Ce qui est arrivé au foie
Le foie agit comme une usine métabolique, transformant les sucres, les graisses et les protéines. Sous un microscope :
- Jeunes souris : cellules hépatiques saines et bien organisées.
- Souris âgées : cellules légèrement gonflées.
- Souris âgées diabétiques : dommages sévères, avec des cellules gonflées, désorganisées et remplies d’un excès de glycogène (sucre stocké).
Cette accumulation de glycogène suggère que le foie ne parvenait pas à gérer correctement le sucre—un signal d’alarme pour une défaillance métabolique.
Les indices chimiques dans les foies diabétiques
En utilisant une analyse chimique avancée (métabolomique), les scientifiques ont identifié 64 molécules uniques modifiées dans les foies diabétiques. Beaucoup étaient liées à :
- Métabolisme du sucre : voies de transformation du glucose en énergie défaillantes.
- Métabolisme des graisses : déséquilibre des acides gras et du cholestérol.
- Acides aminés : modifications des éléments constitutifs des protéines.
Une découverte majeure ? Les foies diabétiques avaient du mal à traiter les acides aminés à chaîne ramifiée (BCAA)—des molécules liées à la résistance à l’insuline (lorsque les cellules ignorent le signal de l’insuline pour stocker le sucre).
Les gènes en déroute
Ensuite, les chercheurs ont examiné l’activité génétique. Les foies diabétiques présentaient 5 617 gènes agissant anormalement—3 131 étaient surexprimés, tandis que 2 486 étaient réprimés. Les points critiques incluaient :
- Signalisation de l’insuline : les gènes aidant les cellules à répondre à l’insuline étaient perturbés.
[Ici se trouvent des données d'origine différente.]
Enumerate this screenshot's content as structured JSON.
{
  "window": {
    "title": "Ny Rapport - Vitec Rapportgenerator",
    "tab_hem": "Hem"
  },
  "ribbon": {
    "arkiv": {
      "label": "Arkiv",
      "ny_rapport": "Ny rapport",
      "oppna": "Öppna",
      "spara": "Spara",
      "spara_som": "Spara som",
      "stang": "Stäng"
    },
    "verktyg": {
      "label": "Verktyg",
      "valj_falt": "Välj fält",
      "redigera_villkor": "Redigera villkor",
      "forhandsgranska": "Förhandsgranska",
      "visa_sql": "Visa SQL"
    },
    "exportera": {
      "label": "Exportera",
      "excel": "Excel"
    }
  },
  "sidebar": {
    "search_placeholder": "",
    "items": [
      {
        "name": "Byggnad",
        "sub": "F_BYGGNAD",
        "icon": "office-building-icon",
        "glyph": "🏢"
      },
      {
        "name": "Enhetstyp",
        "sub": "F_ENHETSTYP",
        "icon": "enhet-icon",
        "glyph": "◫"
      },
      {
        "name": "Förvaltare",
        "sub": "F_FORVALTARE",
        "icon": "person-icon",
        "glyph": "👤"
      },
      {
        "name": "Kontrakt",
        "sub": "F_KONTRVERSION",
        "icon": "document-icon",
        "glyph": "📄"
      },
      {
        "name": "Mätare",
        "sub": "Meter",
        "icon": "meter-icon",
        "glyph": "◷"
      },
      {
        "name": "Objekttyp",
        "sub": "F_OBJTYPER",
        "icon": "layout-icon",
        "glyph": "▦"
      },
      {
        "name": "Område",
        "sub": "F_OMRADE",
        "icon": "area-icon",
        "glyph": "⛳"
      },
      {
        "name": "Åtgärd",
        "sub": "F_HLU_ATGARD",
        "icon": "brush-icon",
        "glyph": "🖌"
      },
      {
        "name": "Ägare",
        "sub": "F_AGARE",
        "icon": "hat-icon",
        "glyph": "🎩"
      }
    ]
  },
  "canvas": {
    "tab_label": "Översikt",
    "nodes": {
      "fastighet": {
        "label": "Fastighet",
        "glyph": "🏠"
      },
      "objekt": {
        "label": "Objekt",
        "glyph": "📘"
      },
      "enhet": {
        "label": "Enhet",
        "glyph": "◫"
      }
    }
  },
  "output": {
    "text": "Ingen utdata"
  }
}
- Traitement du sucre et des graisses : les gènes gérant le stockage du glucose et la dégradation des graisses dysfonctionnaient.
- Inflammation : les gènes liés à une suractivité immunitaire étaient activés, suggérant une inflammation chronique.
Ces anomalies génétiques ont créé une “tempête parfaite” pour un désastre métabolique.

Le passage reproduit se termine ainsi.